As you can see, in all of these situations, mainstream America is empowered to openly commit acts of racial violence and harassment against Asians, yet it is the Asian victims who are castigated when we retaliate (like any human being would do) in any shape or form. This is one of the ways that anti-Asian prejudice is propagated throughout American society and it is how mainstream America effectively sanctions racial baiting and violence towards Asian people.
That's why it is possible for anti-Asian prejudice to be openly expressed by Americans of all kinds, from hate-driven neighbours to the most popular cultural figures and influential politicians, and especially notable is the degree of hate crimes being committed against Asian children in America's schools. Yes, it is true that media depictions normalize anti-Asian attitudes, but it is the apathy, or particpation of institutions and authorities that uphold this normalization of racist behaviours.
Vilifying and criminalizing Asians who have been pushed over the edge emotionally and physically by persistent racial harassment or violence in their daily lives, and probably compounded by routine and pervasive anti-Asian racism in America's media, is tantamount to legitimizing the practice. In regards to this latter point it is worth remembering that there is a scene in the recent Men In Black III movie in which the two heroes find humour in racial murder and employ slapstick violence to basically re-enact the racist murder of Vincent Chin - turning racial violence against Asians into a normal function of the interaction with Asian people.
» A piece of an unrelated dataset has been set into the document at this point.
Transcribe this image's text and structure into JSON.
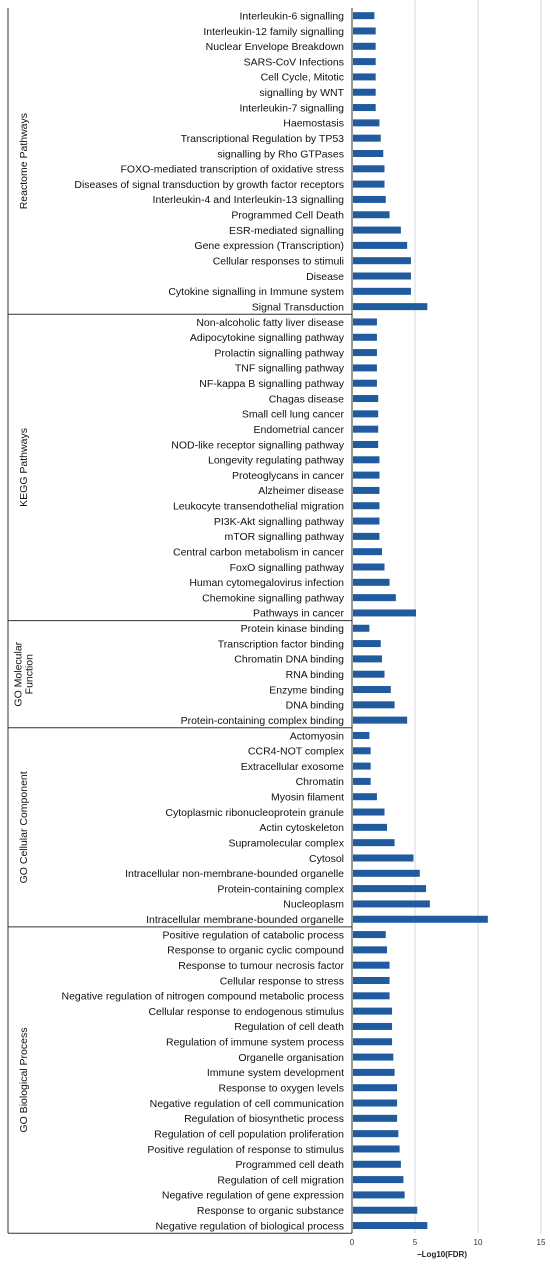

It should be no surprise then, that some Asians are pushed to the very edge of endurance in the face of persistent and pervasive racism.
On this score we should also remember the death of Asian-American soldier, Danny Chen, who committed suicide after enduring weeks of racial abuse from other members of his unit. His tormentors are likely to be punished with a severe slap on the wrist. It would seem that these are the choices offered to Asian-Americans; endure racism passively and good naturedly or commit suicide. The third choice of defending yourself and your family in the same way that white Americans are expected to (after all, the hero who, often violently, stands up to oppression is glorified in American culture), is gravely discouraged at the best of times, and punished at the worst.
In the case of Pham (and the Korean immigrants in the 1992 pogrom), they were doing what any decent father would do; defending their families. That makes Pham a hero in my book.